The company says it all comes back to positioning Microsoft as a “productivity” company.
Chief Executive Satya Nadella outlined the company’s productivity mantra in July, releasing a 3,000-word memo that was his deepest discussion of strategy since taking the reins of the company. Nadella made the case that Microsoft should think of productivity beyond the mechanics of formatting emails and spreadsheets, to programs that can analyze, predict, and give people insights that help them make sense of today’s data deluge.
Microsoft communications chief Frank Shaw, in a blog post this morning, goes a step further toward defining what this separate flood of corporate speak may mean in practice for future Microsoft products. The productivity tools of the future, Shaw says, should:
- Be user-friendly and adapt to how people work.
- Foster collaboration, instead of individual worker bee hammering away alone at a PC.
- Help users prioritize and analyze data.
- Be mobile, following users and allowing them to plug in and go regardless of what device they’re on.

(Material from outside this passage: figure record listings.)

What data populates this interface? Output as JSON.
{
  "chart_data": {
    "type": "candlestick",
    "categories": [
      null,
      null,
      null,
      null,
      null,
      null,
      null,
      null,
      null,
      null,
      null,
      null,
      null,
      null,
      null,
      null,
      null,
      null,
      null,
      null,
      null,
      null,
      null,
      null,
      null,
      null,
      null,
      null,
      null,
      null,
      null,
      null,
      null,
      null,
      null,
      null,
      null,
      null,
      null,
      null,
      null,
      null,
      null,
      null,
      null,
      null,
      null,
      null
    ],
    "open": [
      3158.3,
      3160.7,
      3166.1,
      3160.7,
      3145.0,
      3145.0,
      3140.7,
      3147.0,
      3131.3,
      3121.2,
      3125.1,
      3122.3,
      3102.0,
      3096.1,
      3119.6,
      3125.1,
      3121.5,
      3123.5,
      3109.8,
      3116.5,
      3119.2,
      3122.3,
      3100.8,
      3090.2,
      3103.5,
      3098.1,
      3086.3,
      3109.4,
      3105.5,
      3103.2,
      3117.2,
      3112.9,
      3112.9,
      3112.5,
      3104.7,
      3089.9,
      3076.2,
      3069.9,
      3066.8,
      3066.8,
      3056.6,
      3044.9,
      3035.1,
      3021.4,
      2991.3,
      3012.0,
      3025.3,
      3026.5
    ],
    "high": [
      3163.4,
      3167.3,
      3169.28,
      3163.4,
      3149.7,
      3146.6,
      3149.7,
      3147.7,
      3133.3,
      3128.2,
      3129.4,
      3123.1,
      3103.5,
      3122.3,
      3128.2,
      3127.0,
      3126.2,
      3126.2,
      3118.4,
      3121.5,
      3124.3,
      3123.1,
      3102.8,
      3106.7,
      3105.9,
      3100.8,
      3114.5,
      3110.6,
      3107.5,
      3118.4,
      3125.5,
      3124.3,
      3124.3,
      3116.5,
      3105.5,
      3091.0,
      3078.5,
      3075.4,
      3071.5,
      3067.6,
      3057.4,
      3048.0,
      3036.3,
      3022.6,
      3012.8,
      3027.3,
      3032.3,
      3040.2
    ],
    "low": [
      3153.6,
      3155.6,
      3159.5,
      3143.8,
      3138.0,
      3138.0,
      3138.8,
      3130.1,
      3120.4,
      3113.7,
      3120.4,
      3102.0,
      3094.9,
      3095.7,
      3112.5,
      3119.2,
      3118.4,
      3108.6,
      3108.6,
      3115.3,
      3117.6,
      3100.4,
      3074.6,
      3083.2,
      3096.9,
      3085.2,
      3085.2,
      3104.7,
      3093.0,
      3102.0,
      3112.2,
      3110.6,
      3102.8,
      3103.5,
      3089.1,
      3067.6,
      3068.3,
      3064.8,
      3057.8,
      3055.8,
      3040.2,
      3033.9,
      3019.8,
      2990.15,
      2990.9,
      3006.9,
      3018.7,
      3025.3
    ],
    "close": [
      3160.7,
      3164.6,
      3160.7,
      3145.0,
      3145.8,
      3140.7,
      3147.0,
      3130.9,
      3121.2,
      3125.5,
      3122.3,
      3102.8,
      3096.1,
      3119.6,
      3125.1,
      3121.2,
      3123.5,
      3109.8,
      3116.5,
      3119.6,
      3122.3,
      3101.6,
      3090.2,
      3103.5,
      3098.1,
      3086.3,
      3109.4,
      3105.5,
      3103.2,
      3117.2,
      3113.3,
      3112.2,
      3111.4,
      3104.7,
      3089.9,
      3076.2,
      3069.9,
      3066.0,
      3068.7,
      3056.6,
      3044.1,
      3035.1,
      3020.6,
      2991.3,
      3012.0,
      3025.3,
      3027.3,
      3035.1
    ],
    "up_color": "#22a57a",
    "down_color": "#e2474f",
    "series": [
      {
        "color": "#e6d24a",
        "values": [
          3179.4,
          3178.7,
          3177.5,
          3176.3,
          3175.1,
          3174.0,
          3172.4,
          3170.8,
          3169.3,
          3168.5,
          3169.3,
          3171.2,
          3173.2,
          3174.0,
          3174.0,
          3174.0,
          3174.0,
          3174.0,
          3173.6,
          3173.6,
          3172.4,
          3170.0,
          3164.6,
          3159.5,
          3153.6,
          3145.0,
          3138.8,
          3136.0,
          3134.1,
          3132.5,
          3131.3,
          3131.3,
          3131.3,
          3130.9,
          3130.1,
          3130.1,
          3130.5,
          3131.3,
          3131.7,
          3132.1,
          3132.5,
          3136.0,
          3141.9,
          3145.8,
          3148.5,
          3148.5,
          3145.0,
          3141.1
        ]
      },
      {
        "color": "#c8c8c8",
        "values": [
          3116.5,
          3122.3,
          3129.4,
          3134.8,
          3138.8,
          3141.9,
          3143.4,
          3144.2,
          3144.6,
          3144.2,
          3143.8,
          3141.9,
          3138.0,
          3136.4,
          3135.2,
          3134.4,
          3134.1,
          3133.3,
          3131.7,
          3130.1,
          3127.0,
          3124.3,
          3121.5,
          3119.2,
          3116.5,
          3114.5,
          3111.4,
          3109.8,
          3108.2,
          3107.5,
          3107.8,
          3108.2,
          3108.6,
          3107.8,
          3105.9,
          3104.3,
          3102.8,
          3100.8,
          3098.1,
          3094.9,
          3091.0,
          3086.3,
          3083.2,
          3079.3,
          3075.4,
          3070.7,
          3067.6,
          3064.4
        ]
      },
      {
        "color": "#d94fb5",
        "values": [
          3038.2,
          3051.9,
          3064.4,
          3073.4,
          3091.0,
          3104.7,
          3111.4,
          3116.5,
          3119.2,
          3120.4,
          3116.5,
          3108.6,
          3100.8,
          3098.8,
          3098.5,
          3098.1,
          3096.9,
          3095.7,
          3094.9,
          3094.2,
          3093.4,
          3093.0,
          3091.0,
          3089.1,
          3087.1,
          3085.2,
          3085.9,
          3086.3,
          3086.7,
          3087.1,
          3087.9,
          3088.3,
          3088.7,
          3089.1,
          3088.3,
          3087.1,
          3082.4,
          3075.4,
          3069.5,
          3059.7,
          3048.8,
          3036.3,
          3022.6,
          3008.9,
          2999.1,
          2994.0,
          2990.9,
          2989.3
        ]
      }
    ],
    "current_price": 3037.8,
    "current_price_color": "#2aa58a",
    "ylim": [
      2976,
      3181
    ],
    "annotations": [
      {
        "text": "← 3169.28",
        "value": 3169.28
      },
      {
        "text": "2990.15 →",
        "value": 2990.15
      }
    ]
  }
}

Microsoft hopes it’s developing those tools now. The company at a small press briefing last week highlighted work on products such as its Sway presentation tool and Skype’s translation service, according to Fast Company.
At last week’s gathering, Nadella contrasted what he sees as Microsoft’s approach with that of arguably the firm’s two fiercest competitors, according to a New York Times account.
In short, Nadella said, Google is a data and advertising firm, Apple sells devices, and Microsoft, of course, is a productivity company.